Comprehensive Defense-in-Depth Safety Stack Implementation and Evaluation on Open Models

Current AI safety research evaluates techniques in isolation, leaving unknown how different post-training safety interventions interact when combined. This project requires implementing a comprehensive stack of safety techniques on an open-source model and rigorously measuring their individual and combined effectiveness against real adversarial attacks, identifying gaps, conflicts, and optimal configurations for defense-in-depth.

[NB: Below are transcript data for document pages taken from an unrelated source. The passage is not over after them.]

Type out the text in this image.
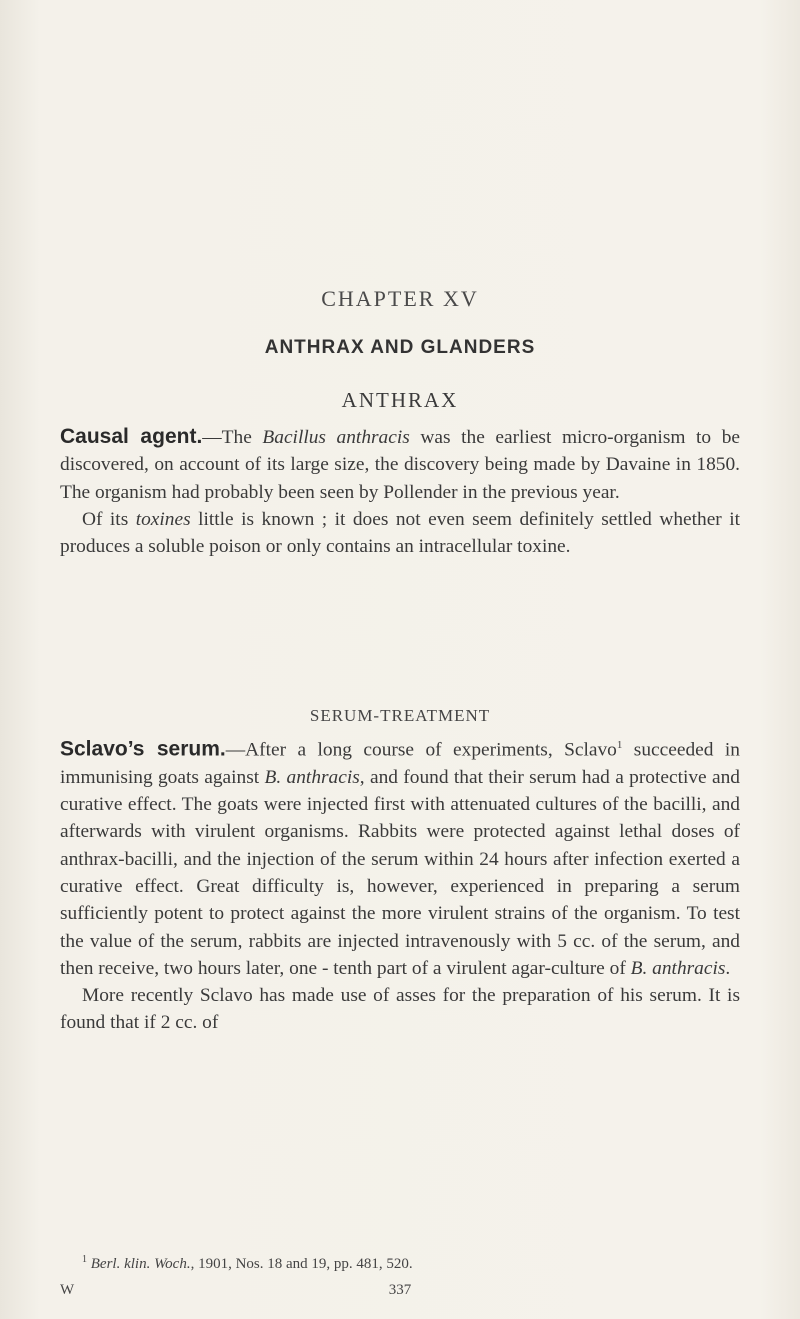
CHAPTER XV
ANTHRAX AND GLANDERS
ANTHRAX

Causal agent.—The Bacillus anthracis was the earliest micro-organism to be discovered, on account of its large size, the discovery being made by Davaine in 1850. The organism had probably been seen by Pollender in the previous year.

Of its toxines little is known ; it does not even seem definitely settled whether it produces a soluble poison or only contains an intracellular toxine.

SERUM-TREATMENT

Sclavo’s serum.—After a long course of experiments, Sclavo$^1$ succeeded in immunising goats against B. anthracis, and found that their serum had a protective and curative effect. The goats were injected first with attenuated cultures of the bacilli, and afterwards with virulent organisms. Rabbits were protected against lethal doses of anthrax-bacilli, and the injection of the serum within 24 hours after infection exerted a curative effect. Great difficulty is, however, experienced in preparing a serum sufficiently potent to protect against the more virulent strains of the organism. To test the value of the serum, rabbits are injected intravenously with 5 cc. of the serum, and then receive, two hours later, one - tenth part of a virulent agar-culture of B. anthracis.

More recently Sclavo has made use of asses for the preparation of his serum. It is found that if 2 cc. of

$^1$ Berl. klin. Woch., 1901, Nos. 18 and 19, pp. 481, 520.
W	337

Most safety research publishes single-technique results on narrow benchmarks. However, deployed systems need multiple layers of defense, and we lack empirical understanding of how these layers interact. Do circuit breakers and RLHF provide additive protection or redundant coverage? Does adversarial training interfere with constitutional AI? Recent work like STACK (McKenzie et al., 2025) has begun examining these questions, but comprehensive empirical data is lacking. Additionally, standard safety benchmarks like HarmBench and XSTest have known limitations and don't reflect real adversarial pressure from sophisticated attackers. The field needs rigorous engineering work to understand practical defense-in-depth for AI systems.

IN SCOPE: Implementing major post-training safety techniques (RLHF, SFT, constitutional AI, circuit breakers, representation engineering, adversarial training, unlearning, input/output filtering); evaluation against real documented attack methods; measuring interaction effects between techniques; computational and capability cost analysis; recommendations for deployment. OUT OF SCOPE: Novel safety technique development; training from scratch; closed-source models; theoretical analysis without implementation; runtime performance optimization; production deployment infrastructure. CONSTRAINTS: Must use publicly available open-source models; must test against documented real attacks not just synthetic benchmarks; should focus on 5-10 major safety techniques rather than exhaustive coverage.

Required: Strong Python and PyTorch skills, experience fine-tuning large language models, familiarity with RLHF/DPO techniques, understanding of current AI safety techniques. Helpful: Experience with adversarial ML, knowledge of safety benchmarking, familiarity with transformer internals, prior work with open-source LLMs.